Faça um inventário curto depois do install automático. Liste o que o Boost colocou. Risque o que o time não pratica. Adicione uma skill local só para o que é específico do produto: nomenclatura de bounded context, regra de autorização, pacote interno. O valor do diretório é o pacote oficial. O valor da operação é o recorte.

Compatibilidade acompanha versão de pacote. Uma skill de Livewire 3 aplicada num app em transição, ou uma orientação de Laravel 11 num 13, reproduz o bug clássico do modelo desatualizado. Boost filtra documentação por versão. A skill do time precisa da mesma disciplina: aponte a major que ela assume, e recuse-a quando o composer.json não bater.

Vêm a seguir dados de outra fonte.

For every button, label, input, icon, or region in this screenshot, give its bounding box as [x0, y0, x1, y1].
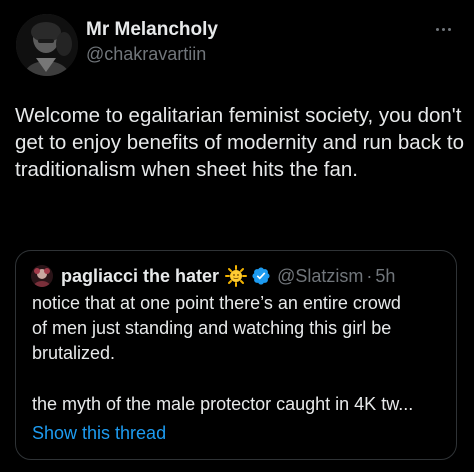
- quoted-text-line: notice that at one point there’s an enti…: [32, 293, 401, 313]
- author-name[interactable]: Mr Melancholy: [86, 19, 218, 41]
- show-thread-link[interactable]: Show this thread: [32, 421, 166, 446]
- quoted-text-truncated: the myth of the male protector caught in…: [32, 394, 414, 414]
- quoted-text-line: of men just standing and watching this g…: [32, 318, 392, 338]
- verified-badge-icon: [252, 267, 270, 285]
- tweet-text: Welcome to egalitarian feminist society,…: [15, 104, 464, 181]
- quoted-author-avatar[interactable]: [31, 265, 53, 287]
- sun-emoji-icon: [225, 265, 248, 287]
- ellipsis-icon: [435, 27, 439, 31]
- quoted-tweet-card[interactable]: pagliacci the hater @Slatzism · 5h notic…: [15, 250, 457, 460]
- quoted-avatar-image: [31, 265, 53, 287]
- quoted-author-handle[interactable]: @Slatzism: [277, 266, 363, 287]
- quoted-tweet-text: notice that at one point there’s an enti…: [32, 291, 452, 366]
- ellipsis-dot: [447, 27, 451, 31]
- author-avatar[interactable]: [16, 14, 78, 76]
- author-handle[interactable]: @chakravartiin: [86, 44, 206, 65]
- avatar-image: [16, 14, 78, 76]
- quoted-text-line: brutalized.: [32, 343, 116, 363]
- quoted-author-name[interactable]: pagliacci the hater: [61, 266, 219, 287]
- separator-dot: ·: [366, 265, 373, 286]
- quoted-tweet-header: pagliacci the hater @Slatzism · 5h: [31, 265, 395, 287]
- ellipsis-dot: [441, 27, 445, 31]
- quoted-tweet-timestamp[interactable]: 5h: [375, 266, 395, 287]
- more-options-button[interactable]: [428, 20, 458, 38]
- tweet: Mr Melancholy @chakravartiin Welcome to …: [0, 0, 474, 472]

Conflito entre skill de pacote e regra local

Times maduros já têm convenções que divergem do default. Talvez Form Request seja obrigatório só na API pública. Talvez o domínio viva em actions, não em controllers gordos. Uma skill oficial que empurre o default do framework vai "corrigir" o código na direção oposta à arquitetura acordada.

A spec aberta ajuda na portabilidade entre Claude Code, Cursor e Copilot. Não ajuda no conflito de conteúdo. A resolução é humana: ou a skill oficial é desabilitada naquele tema, ou uma skill do repositório declara a exceção com descrição mais específica, para vencer no matching. Deixar as duas ativas e "ver no review" transfere o custo para cada PR.

Revisão de mudança em skill deve entrar no mesmo fluxo de mudança de CI. Diff em SKILL.md altera o comportamento de todo mundo que usa o agente naquele repo. Peça no template de PR o motivo, o pacote/versão alvo e um exemplo de prompt que deve (e um que não deve) acionar o módulo. Sem isso, a política muda em silêncio.

Versionar e revisar a instrução como dependência

Pin, changelog e remoção fazem parte do ciclo. Quando o pacote oficial atualizar a skill, alguém lê o diff antes de --force. Quando o time abandonar Filament, a skill sai no mesmo PR que remove o pacote. Quando uma regra local morrer, o arquivo morre. Skill órfã é pior que wiki órfã porque continua sendo lida.

O ganho frente ao wiki é real: a instrução aparece na hora da tarefa. O custo novo também é real: você passou a ter um segundo canal de governança de código, paralelo ao linter e ao code owner. Se esse canal não tiver dono, o diretório de 96 módulos vira ruído padronizado. Se tiver, o agente para de improvisar convenção a cada sessão, e o review discute a regra uma vez só.